If she could see, she might arm herself with something, a bottle of bleach to throw into his eyes-anything-the moment he opened the door.
But it was too late to dare make a sound. He was turning the doorknob.
When Archer looked into the dark interior of the closet where he had dragged Croombs' body, he saw only what he had left there before, the dead security guard. He scanned the deep shadows for any sign of Jessica Coran, but found none. In a moment, he quietly closed the door and moved on in pursuit of his prey.
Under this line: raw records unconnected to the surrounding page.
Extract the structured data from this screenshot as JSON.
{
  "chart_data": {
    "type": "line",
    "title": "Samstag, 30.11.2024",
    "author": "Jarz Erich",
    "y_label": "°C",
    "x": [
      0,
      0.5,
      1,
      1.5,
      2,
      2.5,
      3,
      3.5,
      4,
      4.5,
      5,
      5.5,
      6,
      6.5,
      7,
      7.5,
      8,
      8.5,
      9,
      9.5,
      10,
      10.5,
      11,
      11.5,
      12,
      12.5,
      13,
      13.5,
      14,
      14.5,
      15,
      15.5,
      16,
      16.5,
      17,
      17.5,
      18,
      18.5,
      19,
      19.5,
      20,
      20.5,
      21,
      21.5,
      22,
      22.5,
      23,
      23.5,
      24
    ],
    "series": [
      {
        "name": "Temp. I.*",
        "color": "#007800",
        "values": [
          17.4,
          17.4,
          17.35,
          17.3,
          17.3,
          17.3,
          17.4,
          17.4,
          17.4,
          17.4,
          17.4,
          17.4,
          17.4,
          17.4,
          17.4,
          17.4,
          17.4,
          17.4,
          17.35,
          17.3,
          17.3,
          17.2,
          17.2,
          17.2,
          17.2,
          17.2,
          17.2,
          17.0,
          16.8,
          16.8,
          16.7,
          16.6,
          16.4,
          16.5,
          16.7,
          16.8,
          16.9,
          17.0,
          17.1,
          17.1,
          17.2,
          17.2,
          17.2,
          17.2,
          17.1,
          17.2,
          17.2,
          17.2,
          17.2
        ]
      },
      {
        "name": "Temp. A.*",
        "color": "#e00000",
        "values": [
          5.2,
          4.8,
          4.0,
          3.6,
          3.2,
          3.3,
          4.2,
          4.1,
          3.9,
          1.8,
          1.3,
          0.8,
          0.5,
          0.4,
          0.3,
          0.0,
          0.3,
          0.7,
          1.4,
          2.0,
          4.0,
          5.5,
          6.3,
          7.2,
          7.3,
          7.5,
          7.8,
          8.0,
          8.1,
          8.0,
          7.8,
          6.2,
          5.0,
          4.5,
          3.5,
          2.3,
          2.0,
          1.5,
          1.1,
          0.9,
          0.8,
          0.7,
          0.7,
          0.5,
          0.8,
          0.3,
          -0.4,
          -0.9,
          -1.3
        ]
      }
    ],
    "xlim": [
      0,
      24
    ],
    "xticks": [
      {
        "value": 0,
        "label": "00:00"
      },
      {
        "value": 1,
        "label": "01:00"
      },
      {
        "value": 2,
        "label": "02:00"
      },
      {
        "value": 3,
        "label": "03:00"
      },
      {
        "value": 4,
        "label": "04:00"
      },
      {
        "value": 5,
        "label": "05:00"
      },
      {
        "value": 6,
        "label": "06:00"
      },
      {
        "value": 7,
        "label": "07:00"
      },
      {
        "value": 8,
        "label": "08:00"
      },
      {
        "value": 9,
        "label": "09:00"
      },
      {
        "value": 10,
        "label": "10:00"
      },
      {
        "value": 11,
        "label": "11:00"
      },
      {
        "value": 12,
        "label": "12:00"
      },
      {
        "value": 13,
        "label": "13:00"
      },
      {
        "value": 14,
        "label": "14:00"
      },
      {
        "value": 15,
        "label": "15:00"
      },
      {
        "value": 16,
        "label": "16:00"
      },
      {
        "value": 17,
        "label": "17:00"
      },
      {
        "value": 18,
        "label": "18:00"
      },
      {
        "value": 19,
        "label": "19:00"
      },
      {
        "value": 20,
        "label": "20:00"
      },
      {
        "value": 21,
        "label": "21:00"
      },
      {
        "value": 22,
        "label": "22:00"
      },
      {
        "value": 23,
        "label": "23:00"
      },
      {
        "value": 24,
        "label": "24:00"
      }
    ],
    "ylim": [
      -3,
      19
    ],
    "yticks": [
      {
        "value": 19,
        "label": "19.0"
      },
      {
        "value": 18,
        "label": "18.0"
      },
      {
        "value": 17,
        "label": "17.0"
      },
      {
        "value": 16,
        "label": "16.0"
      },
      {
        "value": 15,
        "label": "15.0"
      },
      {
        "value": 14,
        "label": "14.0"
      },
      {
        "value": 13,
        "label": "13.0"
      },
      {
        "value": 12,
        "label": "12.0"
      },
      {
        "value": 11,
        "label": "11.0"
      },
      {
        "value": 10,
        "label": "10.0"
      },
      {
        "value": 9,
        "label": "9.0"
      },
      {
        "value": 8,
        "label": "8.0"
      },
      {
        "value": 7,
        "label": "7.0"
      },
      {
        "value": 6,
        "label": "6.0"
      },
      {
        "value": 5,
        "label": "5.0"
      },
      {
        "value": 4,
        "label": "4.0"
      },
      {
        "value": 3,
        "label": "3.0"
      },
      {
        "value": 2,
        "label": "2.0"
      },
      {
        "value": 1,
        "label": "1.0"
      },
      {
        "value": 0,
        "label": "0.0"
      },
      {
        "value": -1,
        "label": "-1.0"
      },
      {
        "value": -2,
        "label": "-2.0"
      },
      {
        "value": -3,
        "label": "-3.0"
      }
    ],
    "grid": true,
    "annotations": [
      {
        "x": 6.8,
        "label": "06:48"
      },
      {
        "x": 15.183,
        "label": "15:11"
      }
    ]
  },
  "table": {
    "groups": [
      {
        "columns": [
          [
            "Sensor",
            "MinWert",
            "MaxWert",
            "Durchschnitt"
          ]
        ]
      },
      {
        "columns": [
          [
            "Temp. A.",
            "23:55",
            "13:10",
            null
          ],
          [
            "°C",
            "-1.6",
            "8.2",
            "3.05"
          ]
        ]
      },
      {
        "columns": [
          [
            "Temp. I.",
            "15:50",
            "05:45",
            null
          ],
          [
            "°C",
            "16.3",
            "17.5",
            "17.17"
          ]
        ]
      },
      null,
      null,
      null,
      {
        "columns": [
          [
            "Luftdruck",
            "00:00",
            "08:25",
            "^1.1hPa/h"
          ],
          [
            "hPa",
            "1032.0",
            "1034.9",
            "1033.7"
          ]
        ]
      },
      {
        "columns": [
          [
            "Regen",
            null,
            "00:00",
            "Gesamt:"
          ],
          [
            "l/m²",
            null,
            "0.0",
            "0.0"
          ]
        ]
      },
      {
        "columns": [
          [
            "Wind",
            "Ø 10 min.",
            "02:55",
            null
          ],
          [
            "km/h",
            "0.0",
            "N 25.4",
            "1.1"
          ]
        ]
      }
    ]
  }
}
Below the deadweight of the security guard, Jessica could hardly breathe and she felt the steady drip of blood as it oozed from the corpse's mouth, soiling her. She must wait patiently until Archer was out of earshot before she dared free herself of the position she was in. Once she was sure, she toppled the body, making more noise than she had wished to, and in the bargain feeling something heavy and metallic, like a hefty tool, cold and icy against her thigh. She reached down and found Amos Croombs' firearm. It was like a godsend. Archer had no doubt killed both security men on duty, but he'd foolishly left Croombs'. 38 behind.